Je ne suis pas Günter Grass, l’écrivain allemand, Prix Nobel de littérature, qui s’est fait incendier pour avoir publié un poème en prose « Ce qui doit être dit » dans lequel il dénonce la menace de frappes israéliennes contre les installations nucléaires iraniennes. Cela est une autre histoire. Mais je dois avouer qu’à propos de la situation politique qui prévaut au Mali- qui est en passe de raser l’insupportable-, il reste encore beaucoup de choses à dire. Beaucoup de choses à crier, à décrier voire à hurler.
Commençons par les législatives, un sujet dont tous ou presque se soucient comme d’une guigne. Après le premier tour, que dire de ces législatives sinon qu’elles ont été un rendez-vous que les Maliens n’ont pas voulu honorer, à la différence de la présidentielle dont tous se sont accordés à dire qu’elle a été une réussite. Outre le fait qu’au Mali, comme partout sur le continent, les électeurs accordent peu d’importance au choix des députés, il n’en demeure pas moins vrai que les alliances nouées pour ces élections ont désabusé plus d’un. Comme l’a si bien relevé l’éditorialiste Saouti Haïdara :
« Quand le RPM, qui a porté IBK au pouvoir, s’allie avec l’URD de Soumaïla Cissé-qui a annoncé son ancrage dans l’opposition-pour élire le candidat de l’un ou l’autre parti à l’hémicycle, quel contre-pouvoir peut-on espérer voir naître et s’affermir dans ce pays ? Déjà l’on évoque avec sérieux dans certains milieux l’hypothèse que Soumaïla Cissé pourrait être le futur président de l’Assemblée nationale… »
Et il est allé jusqu’à parler d’un « vote protestataire ».
Vote protestataire ou pas, le moins que l’on puisse dire, c’est que de Bamako à Gao le peuple commence à être à cran. Les esprits s’échauffent contre un pouvoir qui, 3 mois après, fait du surplace, surtout sur le dossier le plus brûlant du moment : Kidal.

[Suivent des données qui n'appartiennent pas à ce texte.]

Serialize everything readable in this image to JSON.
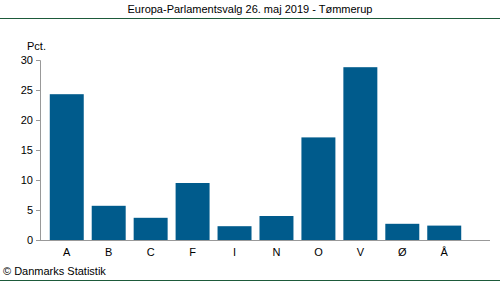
{
  "chart_data": {
    "type": "bar",
    "title": "Europa-Parlamentsvalg 26. maj 2019 - Tømmerup",
    "ylabel": "Pct.",
    "categories": [
      "A",
      "B",
      "C",
      "F",
      "I",
      "N",
      "O",
      "V",
      "Ø",
      "Å"
    ],
    "values": [
      24.3,
      5.7,
      3.7,
      9.5,
      2.3,
      4.0,
      17.1,
      28.8,
      2.7,
      2.4
    ],
    "color": "#005b8c",
    "ylim": [
      0,
      30
    ],
    "yticks": [
      0,
      5,
      10,
      15,
      20,
      25,
      30
    ],
    "grid": false,
    "annotations": [
      "© Danmarks Statistik"
    ]
  }
}
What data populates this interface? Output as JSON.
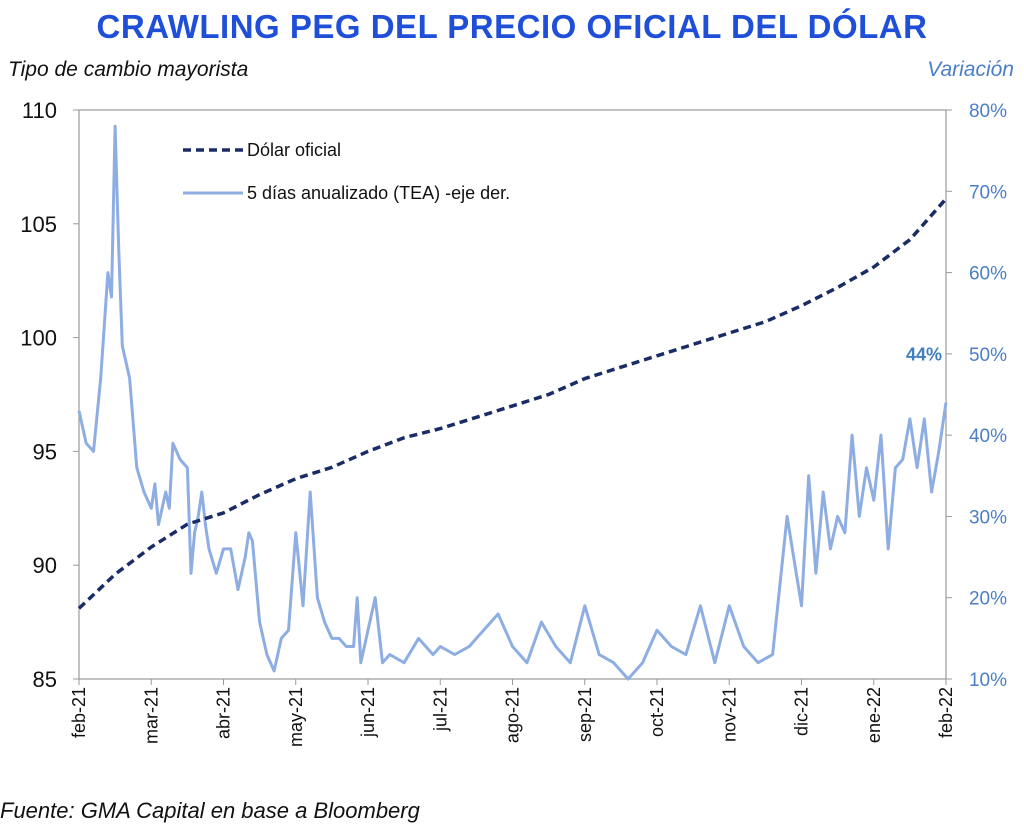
{
  "title": "CRAWLING PEG DEL PRECIO OFICIAL DEL DÓLAR",
  "left_axis_title": "Tipo de cambio mayorista",
  "right_axis_title": "Variación",
  "source": "Fuente: GMA Capital en base a Bloomberg",
  "colors": {
    "title": "#1f4fd8",
    "official": "#1a2c66",
    "tea": "#8eaee3",
    "right_axis": "#4a7fc7",
    "annotation": "#3f7fc0"
  },
  "chart_data": {
    "type": "line",
    "x_ticks": [
      "feb-21",
      "mar-21",
      "abr-21",
      "may-21",
      "jun-21",
      "jul-21",
      "ago-21",
      "sep-21",
      "oct-21",
      "nov-21",
      "dic-21",
      "ene-22",
      "feb-22"
    ],
    "y_left": {
      "ticks": [
        "110",
        "105",
        "100",
        "95",
        "90",
        "85"
      ],
      "lim": [
        85,
        110
      ]
    },
    "y_right": {
      "ticks": [
        "80%",
        "70%",
        "60%",
        "50%",
        "40%",
        "30%",
        "20%",
        "10%"
      ],
      "lim": [
        10,
        80
      ]
    },
    "grid": false,
    "legend_position": "top-left",
    "annotation": {
      "label": "44%",
      "series": "5 días anualizado (TEA) -eje der.",
      "x": 12,
      "y": 44
    },
    "series": [
      {
        "name": "Dólar oficial",
        "axis": "left",
        "style": "dashed",
        "x": [
          0,
          0.5,
          1,
          1.5,
          2,
          2.5,
          3,
          3.5,
          4,
          4.5,
          5,
          5.5,
          6,
          6.5,
          7,
          7.5,
          8,
          8.5,
          9,
          9.5,
          10,
          10.5,
          11,
          11.5,
          12
        ],
        "y": [
          88.1,
          89.6,
          90.8,
          91.8,
          92.3,
          93.1,
          93.8,
          94.3,
          95.0,
          95.6,
          96.0,
          96.5,
          97.0,
          97.5,
          98.2,
          98.7,
          99.2,
          99.7,
          100.2,
          100.7,
          101.4,
          102.2,
          103.1,
          104.3,
          106.1
        ]
      },
      {
        "name": "5 días anualizado (TEA) -eje der.",
        "axis": "right",
        "style": "solid",
        "x": [
          0,
          0.1,
          0.2,
          0.3,
          0.4,
          0.45,
          0.5,
          0.55,
          0.6,
          0.7,
          0.8,
          0.9,
          1.0,
          1.05,
          1.1,
          1.2,
          1.25,
          1.3,
          1.4,
          1.5,
          1.55,
          1.6,
          1.65,
          1.7,
          1.75,
          1.8,
          1.9,
          2.0,
          2.1,
          2.2,
          2.3,
          2.35,
          2.4,
          2.5,
          2.6,
          2.7,
          2.8,
          2.9,
          3.0,
          3.1,
          3.2,
          3.3,
          3.4,
          3.5,
          3.6,
          3.7,
          3.8,
          3.85,
          3.9,
          4.0,
          4.1,
          4.2,
          4.3,
          4.5,
          4.7,
          4.9,
          5.0,
          5.2,
          5.4,
          5.6,
          5.8,
          6.0,
          6.2,
          6.4,
          6.6,
          6.8,
          7.0,
          7.2,
          7.4,
          7.6,
          7.8,
          8.0,
          8.2,
          8.4,
          8.6,
          8.8,
          9.0,
          9.2,
          9.4,
          9.6,
          9.8,
          10.0,
          10.1,
          10.2,
          10.3,
          10.4,
          10.5,
          10.6,
          10.7,
          10.8,
          10.9,
          11.0,
          11.1,
          11.2,
          11.3,
          11.4,
          11.5,
          11.6,
          11.7,
          11.8,
          11.9,
          12.0
        ],
        "y": [
          43,
          39,
          38,
          47,
          60,
          57,
          78,
          63,
          51,
          47,
          36,
          33,
          31,
          34,
          29,
          33,
          31,
          39,
          37,
          36,
          23,
          28,
          30,
          33,
          29,
          26,
          23,
          26,
          26,
          21,
          25,
          28,
          27,
          17,
          13,
          11,
          15,
          16,
          28,
          19,
          33,
          20,
          17,
          15,
          15,
          14,
          14,
          20,
          12,
          16,
          20,
          12,
          13,
          12,
          15,
          13,
          14,
          13,
          14,
          16,
          18,
          14,
          12,
          17,
          14,
          12,
          19,
          13,
          12,
          10,
          12,
          16,
          14,
          13,
          19,
          12,
          19,
          14,
          12,
          13,
          30,
          19,
          35,
          23,
          33,
          26,
          30,
          28,
          40,
          30,
          36,
          32,
          40,
          26,
          36,
          37,
          42,
          36,
          42,
          33,
          38,
          44
        ]
      }
    ]
  }
}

Mais au milieu de ce concert de colères et d’indignations à propos de Kidal, il y a eu un coup de pistolet : la convocation à la justice du désormais général Amadou Haya Sanogo et son refus de se présenter devant le juge d’instruction. Une affaire qui est devenue un serpent de mer, et qui en est même arrivée à empoisonner la presse. Et cette affaire risque de précipiter le président Keïta dans un guêpier, ce qui portera un coup d’épée à sa réputation d’homme à poigne, incorruptible et intraitable. Plus Sanogo s’entête dans son refus de se présenter devant le juge d’instruction, plus les gazettes nous servent des articles, souvent soporifiques sur une affaire qui, pour reprendre Ahmadou Kourouma dans Allah n’est pas obligé… « ne vaut même pas le pet d’une grand-mère », tant il est parfaitement évident qu’elle a donné la preuve que, contrairement à ce que raconte IBK dans ses discours, au Mali il y a bel et bien une personne qui est au-dessus de la loi : son nom est Sanogo. Cela est désormais clair pour tout le monde. Alors, si les confrères ne veulent pas renoncer à tarir leur encre et leur salive pour cette affaire énervante, qu’ils nous laissent de grâce à nos ananas ! Parce qu’il y a d’autres choses plus importantes à dire.
Parfois, je ne peux m’empêcher de demander si Sanogo n’a pas été jeté en pâture à une opinion nationale révoltée par la situation à Kidal. Ou bien s’il n’est pas, comme me l’a écrit de Paris hier une amie chroniqueuse, l’arbre qui cache la forêt.
« Ça veut dire qu’on s’occupe d’une chose alors qu’il y a une multitude d’autres problèmes, m’a-t-elle écrit. Sanogo est un arbre gênant, mais la forêt de choses graves que sont Kidal, la potentielle partition du pays, la non-reprise des négociations de Ouaga, l’impunité, la levée des mandats d’arrêt, le fait que les bandits se présentent aux élections, etc., etc. »
Et voilà ce qui doit être dit, et redit à un peuple qui continue de s’en remettre à Dieu et au pouvoir en place. Ce qui doit être dit, c’est que les Maliens ne doivent pas perdre de vue l’essentiel. Et l’essentiel, c’est Kidal, surtout quand on sait que les groupes rebelles touaregs dont c’est le fief, y ont empêché la tenue des législatives. Preuve que le chemin à faire est long, très long et que rien n’est encore joué. C’est ce qui doit être dit.